Addressing this societal shift, Bob Evans closed a plant in Richardson, Texas, that produced fresh sausage but invested in capacity at its ready-to-eat production facility in Sulphur Springs, Texas. The expansion there added two 57,000-square-foot production lines and provided room for a third line.

The company is experimenting with new business models. Last August, it entered into a partnership with AVI Foodsystems to launch Bob Evans Express, which will offer the company’s food in non-traditional venues such as workplace cafes, universities and hospitals. The first Bob Evans Express opened at BMW’s Spartanburg, S.C., manufacturing facility.

Bob Evans is also updating its restaurants, modernizing their décor, installing a Taste of the Farm Bakery and setting up a dedicated carry-out area where customers can quickly pick up a meal.
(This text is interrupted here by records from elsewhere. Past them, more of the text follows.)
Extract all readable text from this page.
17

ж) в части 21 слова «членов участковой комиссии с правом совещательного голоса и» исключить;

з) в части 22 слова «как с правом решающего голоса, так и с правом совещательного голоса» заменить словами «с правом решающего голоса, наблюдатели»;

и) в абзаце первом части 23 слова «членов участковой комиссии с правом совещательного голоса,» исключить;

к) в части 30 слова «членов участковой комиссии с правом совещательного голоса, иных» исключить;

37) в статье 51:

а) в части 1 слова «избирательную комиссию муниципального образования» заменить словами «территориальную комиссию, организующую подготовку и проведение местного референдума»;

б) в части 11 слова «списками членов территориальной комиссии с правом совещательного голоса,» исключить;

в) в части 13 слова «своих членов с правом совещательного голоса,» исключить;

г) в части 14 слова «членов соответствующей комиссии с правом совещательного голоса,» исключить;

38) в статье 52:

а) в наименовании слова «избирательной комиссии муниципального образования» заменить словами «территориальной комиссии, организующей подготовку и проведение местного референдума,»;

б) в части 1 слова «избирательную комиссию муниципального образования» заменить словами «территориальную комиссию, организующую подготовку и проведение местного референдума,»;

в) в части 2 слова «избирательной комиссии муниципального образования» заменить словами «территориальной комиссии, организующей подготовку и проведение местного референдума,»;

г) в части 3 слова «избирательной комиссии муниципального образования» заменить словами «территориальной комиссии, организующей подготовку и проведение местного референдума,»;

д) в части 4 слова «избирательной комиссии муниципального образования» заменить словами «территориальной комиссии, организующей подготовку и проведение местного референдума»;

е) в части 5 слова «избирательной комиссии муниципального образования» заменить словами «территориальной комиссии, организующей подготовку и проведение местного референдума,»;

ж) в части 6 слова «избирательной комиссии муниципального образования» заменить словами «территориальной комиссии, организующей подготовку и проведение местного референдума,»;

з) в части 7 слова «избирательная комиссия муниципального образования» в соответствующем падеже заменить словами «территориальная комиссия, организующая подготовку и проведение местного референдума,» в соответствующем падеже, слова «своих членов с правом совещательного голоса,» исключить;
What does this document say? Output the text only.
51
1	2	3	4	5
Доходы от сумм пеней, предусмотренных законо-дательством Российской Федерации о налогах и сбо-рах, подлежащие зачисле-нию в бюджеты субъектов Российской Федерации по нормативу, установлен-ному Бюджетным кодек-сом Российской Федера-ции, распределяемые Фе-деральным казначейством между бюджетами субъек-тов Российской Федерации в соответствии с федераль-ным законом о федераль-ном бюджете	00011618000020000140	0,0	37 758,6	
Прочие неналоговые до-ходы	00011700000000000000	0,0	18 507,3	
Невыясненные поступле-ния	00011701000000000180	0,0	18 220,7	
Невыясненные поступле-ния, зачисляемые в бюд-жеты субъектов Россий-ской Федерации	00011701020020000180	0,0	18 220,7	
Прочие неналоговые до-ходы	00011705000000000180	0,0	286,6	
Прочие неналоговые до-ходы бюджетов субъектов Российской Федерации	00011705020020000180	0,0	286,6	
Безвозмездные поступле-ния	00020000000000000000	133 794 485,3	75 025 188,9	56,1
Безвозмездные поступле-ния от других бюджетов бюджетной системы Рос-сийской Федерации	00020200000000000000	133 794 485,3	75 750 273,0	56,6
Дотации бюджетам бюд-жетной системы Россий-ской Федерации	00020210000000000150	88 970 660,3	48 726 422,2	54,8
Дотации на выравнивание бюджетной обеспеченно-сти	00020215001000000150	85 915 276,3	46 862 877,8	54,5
Not everyone has been pleased with the pace and particulars of Bob Evans’ transformation. In September, Thomas Sandell, CEO of Sandell Asset Management, told Bloomberg that Bob Evans management had “underperformed its peer group by 150% over the past five years.” He said there were “no synergies whatsoever” between the company’s restaurants and BEF Foods. He called for Bob Evans to sell off BEF Foods and to do a sale and leaseback of its restaurant properties, which he said would unlock about $800 million in real estate value.

But Bob Evans management says it has considered Sandell’s ideas before and rejected them. The sale and leaseback of its property, it said, would be “one of the most expensive forms of financing we could take on relative to other forms of debt” and would reduce its flexibility in remodeling restaurants and closing underperforming sites.

As for BEF Foods, Bob Evans said the best course was to continue growing the business.

“After recently investing more than $100 million in an acquisition and plant expansions, … the business is on track to deliver 250 basis points of margin expansion during fiscal year 2015, and on a clear path to achieving our targeted 300-350 basis point improvement by fiscal year 2018,” Bob Evans officials stated.